À la COCOM, pas le moindre frémissement d’un début de réflexion; elle nous refait le coup de l’Ordonnance bruxelloise qui a mis 17 ans à voir le jour. L’instance est, comme d’habitude, en léthargie, alors qu’il y a des ministres communs avec chacune des Communautés; comprenne qui pourra ! Pourtant, Bruxelles est au carrefour des deux communautés et devra imaginer un système permettant la recherche d’un équilibre entre les décrets, sur des questions dont les enjeux peuvent être majeurs, par exemple, si une communauté abroge le dessaisissement et pas l’autre.
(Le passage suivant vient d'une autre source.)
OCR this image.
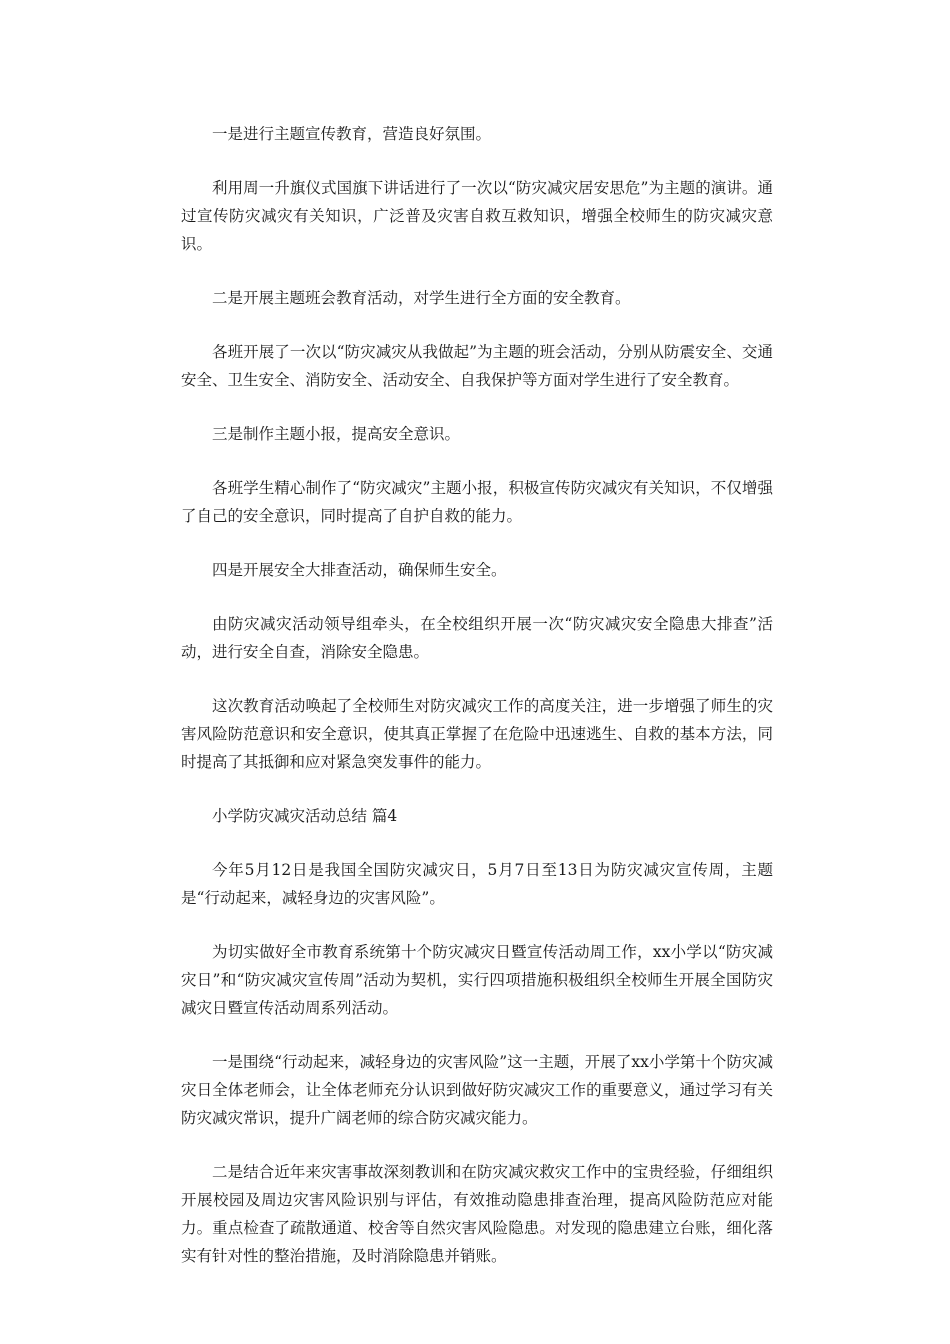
一是进行主题宣传教育，营造良好氛围。

利用周一升旗仪式国旗下讲话进行了一次以“防灾减灾居安思危”为主题的演讲。通过宣传防灾减灾有关知识，广泛普及灾害自救互救知识，增强全校师生的防灾减灾意识。

二是开展主题班会教育活动，对学生进行全方面的安全教育。

各班开展了一次以“防灾减灾从我做起”为主题的班会活动，分别从防震安全、交通安全、卫生安全、消防安全、活动安全、自我保护等方面对学生进行了安全教育。

三是制作主题小报，提高安全意识。

各班学生精心制作了“防灾减灾”主题小报，积极宣传防灾减灾有关知识，不仅增强了自己的安全意识，同时提高了自护自救的能力。

四是开展安全大排查活动，确保师生安全。

由防灾减灾活动领导组牵头，在全校组织开展一次“防灾减灾安全隐患大排查”活动，进行安全自查，消除安全隐患。

这次教育活动唤起了全校师生对防灾减灾工作的高度关注，进一步增强了师生的灾害风险防范意识和安全意识，使其真正掌握了在危险中迅速逃生、自救的基本方法，同时提高了其抵御和应对紧急突发事件的能力。

小学防灾减灾活动总结 篇4

今年5月12日是我国全国防灾减灾日，5月7日至13日为防灾减灾宣传周，主题是“行动起来，减轻身边的灾害风险”。

为切实做好全市教育系统第十个防灾减灾日暨宣传活动周工作，xx小学以“防灾减灾日”和“防灾减灾宣传周”活动为契机，实行四项措施积极组织全校师生开展全国防灾减灾日暨宣传活动周系列活动。

一是围绕“行动起来，减轻身边的灾害风险”这一主题，开展了xx小学第十个防灾减灾日全体老师会，让全体老师充分认识到做好防灾减灾工作的重要意义，通过学习有关防灾减灾常识，提升广阔老师的综合防灾减灾能力。

二是结合近年来灾害事故深刻教训和在防灾减灾救灾工作中的宝贵经验，仔细组织开展校园及周边灾害风险识别与评估，有效推动隐患排查治理，提高风险防范应对能力。重点检查了疏散通道、校舍等自然灾害风险隐患。对发现的隐患建立台账，细化落实有针对性的整治措施，及时消除隐患并销账。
Raison de plus pour commencer à y réfléchir !


(1) Voir : Vers un nouveau droit de la jeunesse en Flandre ? Isabelle Detry et Camille Claeys in JDJ n° 331, janvier 2014, p. 12.
(2) « Communautarisation de certaines dispositions de la loi du 8 avril 1965 relative à la protection de la jeunesse, à la prise en charge des mineurs ayant commis un fait qualifi é infraction et à la réparation du dommage causé par ce fait ». Rapport du groupe de travail créé à l’initiative de la Ministre de l’Aide à la jeunesse, mars 2014.